Currently running 2.27-BETA-1 and seems to fixed the querks under load. When
it comes to high load servers our systems run between 200-500 messages per
minute during peak period of the day. First thing that had to go was the
MIME parsing of messages. My filters and rules all take in and handle the
headers/message as a whole. MIME parsing and mimechanges is cool but to
costly in my case. Second I do virus scan every single message. I use KAV
(AvpDaemon and AvpDaemonClient) for my virus scanning needs. Daemon seems to
be really stable and does a good job. The company also pushes out daily
updates. Need to spend time tweaking the Daemon options to get something
that does't tear apart your system. I catch about 99% of all e-mail based
viruses but do miss some ziped and tared viruses as I don't decompress
everything so the pattern must match the virus in a compressed state.
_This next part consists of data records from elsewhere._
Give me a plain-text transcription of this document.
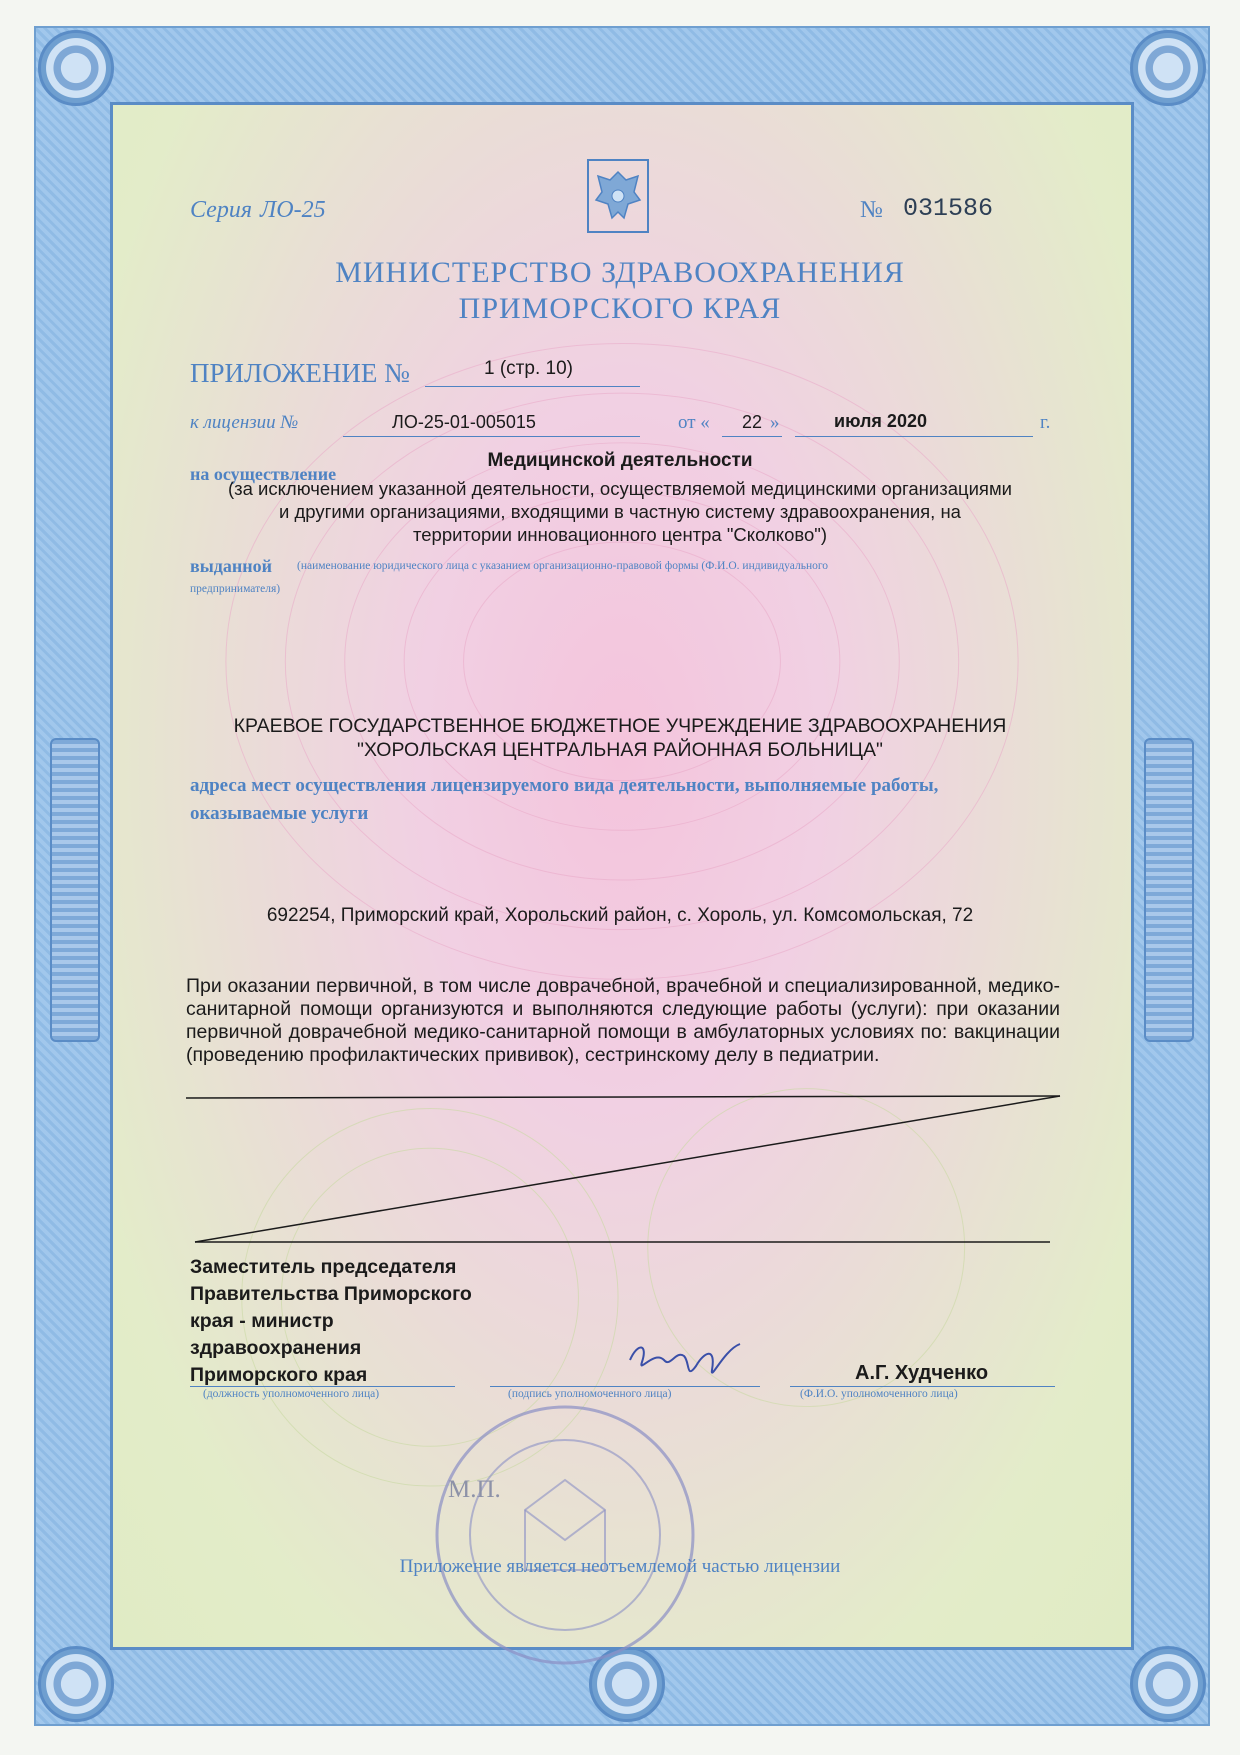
Серия ЛО-25	№ 031586
МИНИСТЕРСТВО ЗДРАВООХРАНЕНИЯ
ПРИМОРСКОГО КРАЯ
ПРИЛОЖЕНИЕ №	1 (стр. 10)
к лицензии №	ЛО-25-01-005015	от « 22 »	июля 2020	г.
Медицинской деятельности
на осуществление
(за исключением указанной деятельности, осуществляемой медицинскими организациями
и другими организациями, входящими в частную систему здравоохранения, на
территории инновационного центра "Сколково")
выданной (наименование юридического лица с указанием организационно-правовой формы (Ф.И.О. индивидуального
предпринимателя)
КРАЕВОЕ ГОСУДАРСТВЕННОЕ БЮДЖЕТНОЕ УЧРЕЖДЕНИЕ ЗДРАВООХРАНЕНИЯ
"ХОРОЛЬСКАЯ ЦЕНТРАЛЬНАЯ РАЙОННАЯ БОЛЬНИЦА"
адреса мест осуществления лицензируемого вида деятельности, выполняемые работы,
оказываемые услуги
692254, Приморский край, Хорольский район, с. Хороль, ул. Комсомольская, 72
При оказании первичной, в том числе доврачебной, врачебной и специализированной, медико-санитарной помощи организуются и выполняются следующие работы (услуги): при оказании первичной доврачебной медико-санитарной помощи в амбулаторных условиях по: вакцинации (проведению профилактических прививок), сестринскому делу в педиатрии.
Заместитель председателя
Правительства Приморского
края - министр
здравоохранения
Приморского края
(должность уполномоченного лица)	(подпись уполномоченного лица)
А.Г. Худченко
(Ф.И.О. уполномоченного лица)
М.П.
Приложение является неотъемлемой частью лицензии
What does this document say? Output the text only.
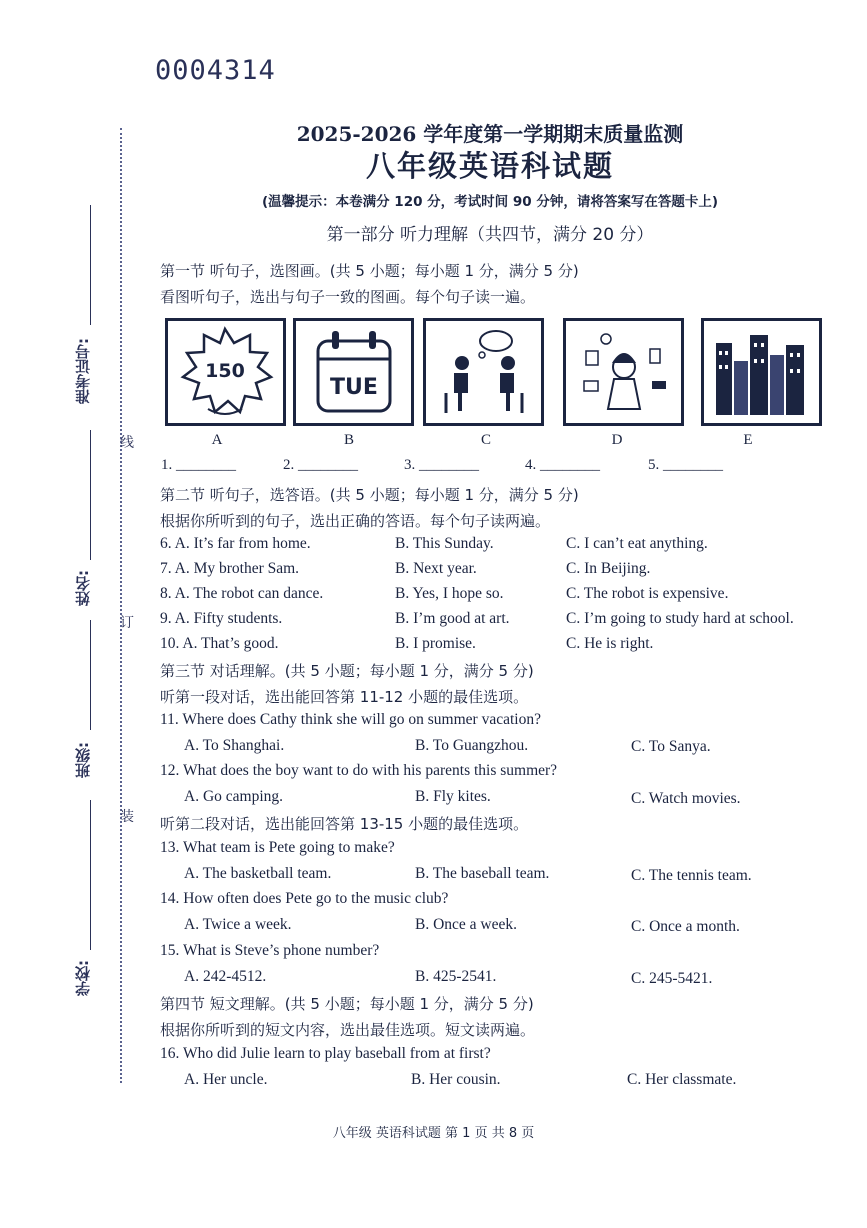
0004314
线
订
装
准考证号:
姓名:
班级:
学校:
2025-2026 学年度第一学期期末质量监测
八年级英语科试题
(温馨提示：本卷满分 120 分，考试时间 90 分钟，请将答案写在答题卡上)
第一部分 听力理解（共四节，满分 20 分）
第一节 听句子，选图画。(共 5 小题；每小题 1 分，满分 5 分)
看图听句子，选出与句子一致的图画。每个句子读一遍。
150
TUE
A	B	C	D	E
1. ________	2. ________	3. ________	4. ________	5. ________
第二节 听句子，选答语。(共 5 小题；每小题 1 分，满分 5 分)
根据你所听到的句子，选出正确的答语。每个句子读两遍。
6. A. It’s far from home.	B. This Sunday.	C. I can’t eat anything.
7. A. My brother Sam.	B. Next year.	C. In Beijing.
8. A. The robot can dance.	B. Yes, I hope so.	C. The robot is expensive.
9. A. Fifty students.	B. I’m good at art.	C. I’m going to study hard at school.
10. A. That’s good.	B. I promise.	C. He is right.
第三节 对话理解。(共 5 小题；每小题 1 分，满分 5 分)
听第一段对话，选出能回答第 11-12 小题的最佳选项。
11. Where does Cathy think she will go on summer vacation?
A. To Shanghai.	B. To Guangzhou.	C. To Sanya.
12. What does the boy want to do with his parents this summer?
A. Go camping.	B. Fly kites.	C. Watch movies.
听第二段对话，选出能回答第 13-15 小题的最佳选项。
13. What team is Pete going to make?
A. The basketball team.	B. The baseball team.	C. The tennis team.
14. How often does Pete go to the music club?
A. Twice a week.	B. Once a week.	C. Once a month.
15. What is Steve’s phone number?
A. 242-4512.	B. 425-2541.	C. 245-5421.
第四节 短文理解。(共 5 小题；每小题 1 分，满分 5 分)
根据你所听到的短文内容，选出最佳选项。短文读两遍。
16. Who did Julie learn to play baseball from at first?
A. Her uncle.	B. Her cousin.	C. Her classmate.
八年级 英语科试题 第 1 页 共 8 页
My
standpoint is if one of our customers are stupid to the point where they
will manually open and run an attachment with a virus then they deserve
it.Third ramdisks are your friend. /tmp, /var/spool/MIMEDefang, and
/var/spool/mqueue are all ramdisks that are put up and taken down by the
init scripts (For /var/spool/mqueue also a seperate sync scripts that keeps
a backup of the queue for when it is taken out of memory). As my servers are
nothing more then gateway mail relays my queue is nothing more then a few
megs at a time. I have a seperate farm for handling the "Fallback" mail that
can't be delivered. Forth live in your Sendmail Bat Book and dig online for
8.12.* special config options. You can drop your load on your server in half
with many hours of learning every querk with sendmail. Fifth, make sure your
running a local dnscache on your box. Sixth, Tweak your kernel and FILE_MAX
values. Any busy server will hit the default file_max values (Between
256-1024) in about 2 seconds. All of my work has been done with RedHat as I
run some dual 1G servers and some 6 proc PIII servers. The Solaris boxes
just don't even compare unless you want to drop a hundred thousand. Gave
them a chance when I first build the system. Feed your servers with CPU and
memory. They will eat it for breakfast and love you for it.